Head-Banging Zebras and Thousands of Toads May Have Signaled Deadly China Earthquake




May 15, 2008
By Henry Sanderson
AP

First, the water level in a pond inexplicably plunged. Then, thousands of toads appeared on streets in a nearby province. Finally, just hours before China's worst earthquake in three decades, animals at a local zoo began acting strangely.

As bodies are pulled from the wreckage of Monday's quake, Chinese online chat rooms and blogs are buzzing with a question: Why didn't these natural signs alert the government that a disaster was coming?

"If the seismological bureau were professional enough they could have predicted the earthquake ten days earlier, when several thousand cubic meters of water disappeared within an hour in Hubei, but the bureau there dismissed it," one commentator wrote.

In fact, seismologists say, it is practically impossible to predict when and where an earthquake will strike. Several countries, including China, have sought to use changes in nature _ mostly animal behavior _ as an early warning sign. But so far, no reliable way has been found to use animals to predict earthquakes, said Roger Musson, a seismologist with the British Geological Survey.

That has not stopped a torrent of online discussion. Even the mainstream media chimed in, with an article in Tuesday's China Daily newspaper questioning why the government did not predict the earthquake.

The first sign came about three weeks ago, when a large volume of water suddenly disappeared from a pond in Enshi city in Hubei province, around 350 miles (560 kilometers) east of the epicenter, according to media reports.

Then, three days before the earthquake, thousands of toads roamed the streets of Mianzhu, a hard-hit city where at least 2,000 people have been reported killed.

Mianzhu residents feared the toads were a sign of an approaching natural disaster, but a local forestry bureau official said it was normal, the Huaxi Metropolitan newspaper reported May 10, two days before the earthquake.

The day of the earthquake, zebras banged their heads against their enclosure door at the zoo in Wuhan, more than 600 miles (1,000 kilometers) east of the epicenter, according to the Wuhan Evening Paper.

Elephants swung their trunks wildly, almost hitting a staff member. The 20 lions and tigers, which normally would be asleep at midday, were walking around. Five minutes before the quake hit, dozens of peacocks started screeching.

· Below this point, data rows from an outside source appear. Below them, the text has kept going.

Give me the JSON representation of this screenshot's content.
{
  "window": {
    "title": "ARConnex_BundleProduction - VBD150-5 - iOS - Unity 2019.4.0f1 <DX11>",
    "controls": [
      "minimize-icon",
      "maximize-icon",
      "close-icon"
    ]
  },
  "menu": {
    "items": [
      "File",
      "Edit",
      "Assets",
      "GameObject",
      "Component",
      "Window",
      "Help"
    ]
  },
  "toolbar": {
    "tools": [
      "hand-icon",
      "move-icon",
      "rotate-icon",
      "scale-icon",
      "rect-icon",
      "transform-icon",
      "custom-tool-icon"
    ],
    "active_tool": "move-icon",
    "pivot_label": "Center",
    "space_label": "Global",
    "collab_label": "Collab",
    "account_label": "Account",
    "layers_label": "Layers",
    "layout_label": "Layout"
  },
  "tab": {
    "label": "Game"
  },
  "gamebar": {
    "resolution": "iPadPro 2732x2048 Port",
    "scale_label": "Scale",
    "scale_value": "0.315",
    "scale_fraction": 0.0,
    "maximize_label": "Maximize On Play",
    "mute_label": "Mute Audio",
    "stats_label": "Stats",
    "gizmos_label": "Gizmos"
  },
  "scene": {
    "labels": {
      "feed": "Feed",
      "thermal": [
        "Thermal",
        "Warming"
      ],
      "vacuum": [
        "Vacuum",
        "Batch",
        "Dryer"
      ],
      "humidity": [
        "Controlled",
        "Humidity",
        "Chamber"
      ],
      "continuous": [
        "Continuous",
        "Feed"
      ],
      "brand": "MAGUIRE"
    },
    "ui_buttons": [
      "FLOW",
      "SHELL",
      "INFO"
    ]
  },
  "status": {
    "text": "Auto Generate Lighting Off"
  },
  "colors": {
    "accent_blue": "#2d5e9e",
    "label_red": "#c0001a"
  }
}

Zoo officials told the Wuhan newspaper that the behavior was probably a sign an earthquake would happen.

There are a few possible reasons for such behavior, said Musson, the seismologist. The most likely is that the movement of underground rocks before an earthquake generates an electrical signal that some animals can perceive.

Another theory holds that other animals can sense weak shocks before an earthquake that are imperceptible to humans.

Zhang Xiaodong, a researcher at the China Seismological Bureau, said his agency has used natural activity to predict earthquakes 20 times in the past 20 years, but that represents a small proportion of China's earthquakes.

"The problem now is this kind of relationship is still quite vague," he said.

In the winter of 1975, Chinese officials ordered the evacuation of the city of Haicheng in northeastern Liaoning province the day before a 7.3 magnitude earthquake, based on reports of unusual animal behavior and changes in ground water levels. Still, more than 2,000 people died.

A year later, China failed to warn of a 7.6 magnitude earthquake in Tangshan in northeastern China that killed 240,000.

Strange environmental phenomena had been reported in the area before the quake, such as changes in the level of well water, Musson said. A team of Chinese seismologists was sent but didn't find any evidence to suggest an earthquake. As the seismologists were going home, they stopped for the night in Tangshan and were killed in the quake.